たぶん週1エッセイ◆
映画「ツリー・オブ・ライフ」

 カンヌ映画祭パルムドール受賞作「ツリー・オブ・ライフ」を見てきました。
 封切り2週目日曜日、新宿ミラノ1での午前11時の上映は1〜2割程度の入り。

 実業家として成功し壮年に至ったジャック(ショーン・ペン)は、テキサスの街で成功のためには強い意志を持ち力を持つことが必要だと諭す威圧的な父(ブラッド・ピット)と優しい母(ジェシカ・チャステイン)の下で育った子ども時代を回想する。音楽家を目指しながら果たせず、特許をめぐる裁判でも敗れ、リストラに遭いながらも弱みを見せない父。その父の威圧的な態度に反発し、他人の家の窓ガラスを割ったり忍び込んで下着を盗んだりした少年時代のジャック(ハンター・マクラケン)。次男のR.L(ララミー・エップラー)が19歳で死に、悲嘆に暮れる母・・・そういったエピソードを時系列に沿わずに断片的に重ね、宇宙や海中などの大自然の映像を挟んで構成しています。
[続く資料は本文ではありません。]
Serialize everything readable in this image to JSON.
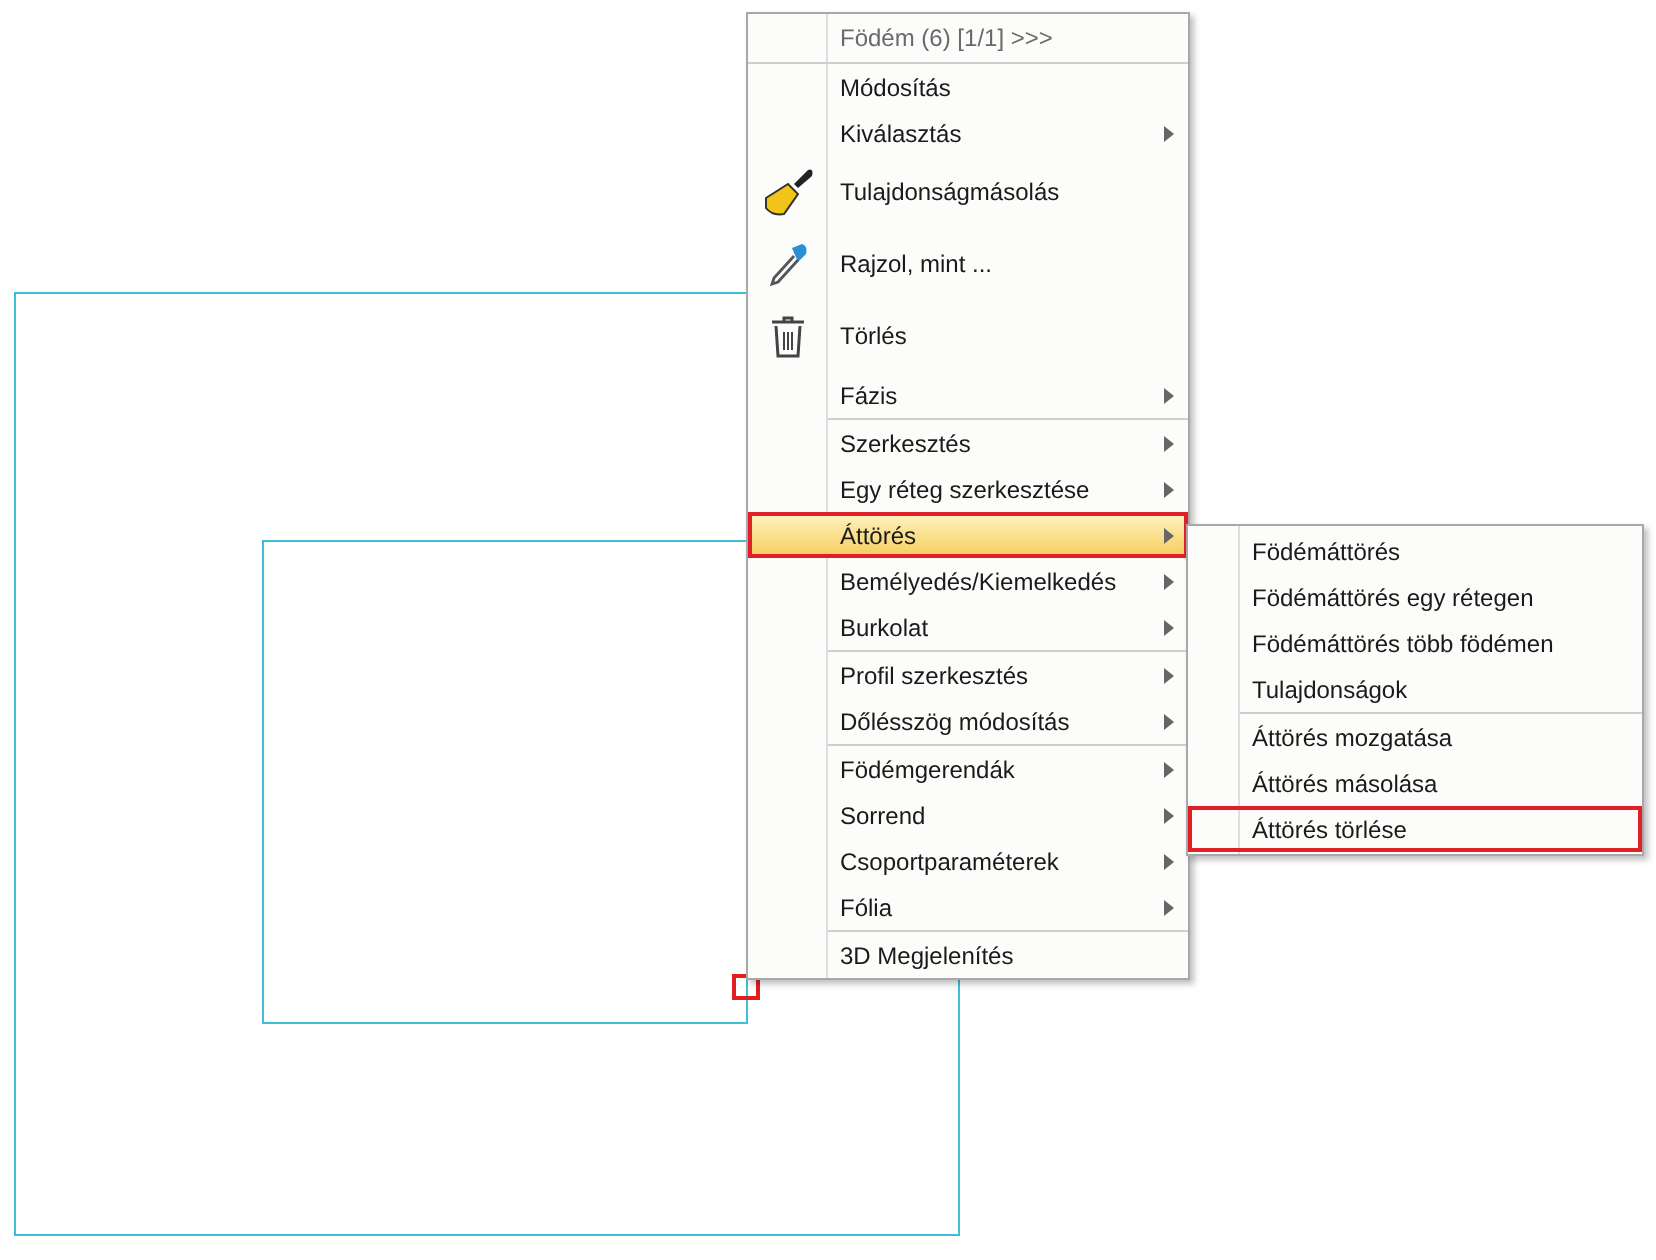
{
  "context_menu": {
    "header": "Födém (6) [1/1] >>>",
    "sections": [
      {
        "items": [
          {
            "label": "Módosítás",
            "kind": "plain",
            "submenu": false,
            "selected": false,
            "outlined": false
          },
          {
            "label": "Kiválasztás",
            "kind": "plain",
            "submenu": true,
            "selected": false,
            "outlined": false
          },
          {
            "label": "Tulajdonságmásolás",
            "kind": "brush",
            "submenu": false,
            "selected": false,
            "outlined": false
          },
          {
            "label": "Rajzol, mint ...",
            "kind": "dropper",
            "submenu": false,
            "selected": false,
            "outlined": false
          },
          {
            "label": "Törlés",
            "kind": "trash",
            "submenu": false,
            "selected": false,
            "outlined": false
          },
          {
            "label": "Fázis",
            "kind": "plain",
            "submenu": true,
            "selected": false,
            "outlined": false
          }
        ]
      },
      {
        "items": [
          {
            "label": "Szerkesztés",
            "kind": "plain",
            "submenu": true,
            "selected": false,
            "outlined": false
          },
          {
            "label": "Egy réteg szerkesztése",
            "kind": "plain",
            "submenu": true,
            "selected": false,
            "outlined": false
          },
          {
            "label": "Áttörés",
            "kind": "plain",
            "submenu": true,
            "selected": true,
            "outlined": true
          },
          {
            "label": "Bemélyedés/Kiemelkedés",
            "kind": "plain",
            "submenu": true,
            "selected": false,
            "outlined": false
          },
          {
            "label": "Burkolat",
            "kind": "plain",
            "submenu": true,
            "selected": false,
            "outlined": false
          }
        ]
      },
      {
        "items": [
          {
            "label": "Profil szerkesztés",
            "kind": "plain",
            "submenu": true,
            "selected": false,
            "outlined": false
          },
          {
            "label": "Dőlésszög módosítás",
            "kind": "plain",
            "submenu": true,
            "selected": false,
            "outlined": false
          }
        ]
      },
      {
        "items": [
          {
            "label": "Födémgerendák",
            "kind": "plain",
            "submenu": true,
            "selected": false,
            "outlined": false
          },
          {
            "label": "Sorrend",
            "kind": "plain",
            "submenu": true,
            "selected": false,
            "outlined": false
          },
          {
            "label": "Csoportparaméterek",
            "kind": "plain",
            "submenu": true,
            "selected": false,
            "outlined": false
          },
          {
            "label": "Fólia",
            "kind": "plain",
            "submenu": true,
            "selected": false,
            "outlined": false
          }
        ]
      },
      {
        "items": [
          {
            "label": "3D Megjelenítés",
            "kind": "plain",
            "submenu": false,
            "selected": false,
            "outlined": false
          }
        ]
      }
    ]
  },
  "submenu": {
    "sections": [
      {
        "items": [
          {
            "label": "Födémáttörés",
            "outlined": false
          },
          {
            "label": "Födémáttörés egy rétegen",
            "outlined": false
          },
          {
            "label": "Födémáttörés több födémen",
            "outlined": false
          },
          {
            "label": "Tulajdonságok",
            "outlined": false
          }
        ]
      },
      {
        "items": [
          {
            "label": "Áttörés mozgatása",
            "outlined": false
          },
          {
            "label": "Áttörés másolása",
            "outlined": false
          },
          {
            "label": "Áttörés törlése",
            "outlined": true
          }
        ]
      }
    ]
  }
}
 断片的な映像が主の前半では、神に捧げた生活では不幸は起こらないという母のナレーションで始まり、19歳の次男が死んで悲嘆に暮れる姿、不幸はどこにも訪れる、不幸から身を守ることはできないと説く神父の説教を通して、正直に生きても不幸を避けられないことの不条理と怒りをテーマとしているように見えます。ジャックの少年時代のエピソードが続く後半は、威圧的な父親への反発と反抗、しかし自分もまた他の者に対しては威圧的なジャックの姿と大自然の映像とを合わせて、親から子への伝承と繰り返し、その枠組みの中で人間が成長してきたことへの気づきをテーマとしているように見えます。
 宇宙や海中、空からの映像は美しく、マリック版「2001年宇宙の旅」との紹介もされていますが、残念ながらすでにこの種の映像を見慣れてしまった現代の観客には、プラネタリウムか環境映像かとも思えてしまいます。特にそういう映像の割合が多い前半はそういう印象を持ってしまいました。ジャックの少年時代の映像が比較的長時間続いた中で挟まれる後半では、延々と続く人間・生物・地球の営みの中での親から子への引継をイメージさせているのだなと理解しやすかったのですが。
 前半のテーマは、信仰心の篤い人々の多い欧米では観客に感銘を与えたでしょうけれども、無神論者というか神に守られているという意識の薄い日本人には今ひとつ琴線に触れない感じがしました。

 最初の方で現れる19歳の次男が死んだ部屋の映像が、最後の方でジャックの父がリストラに遭い引っ越して行く前の家のように見えました(同じ家のように見えましたが、自信はありません。でも、かなり大きな家であることは確か)。引越のときジャックはまだ少年の姿でしたから、次男が19歳で死ぬのは引越後のはずなんですけど。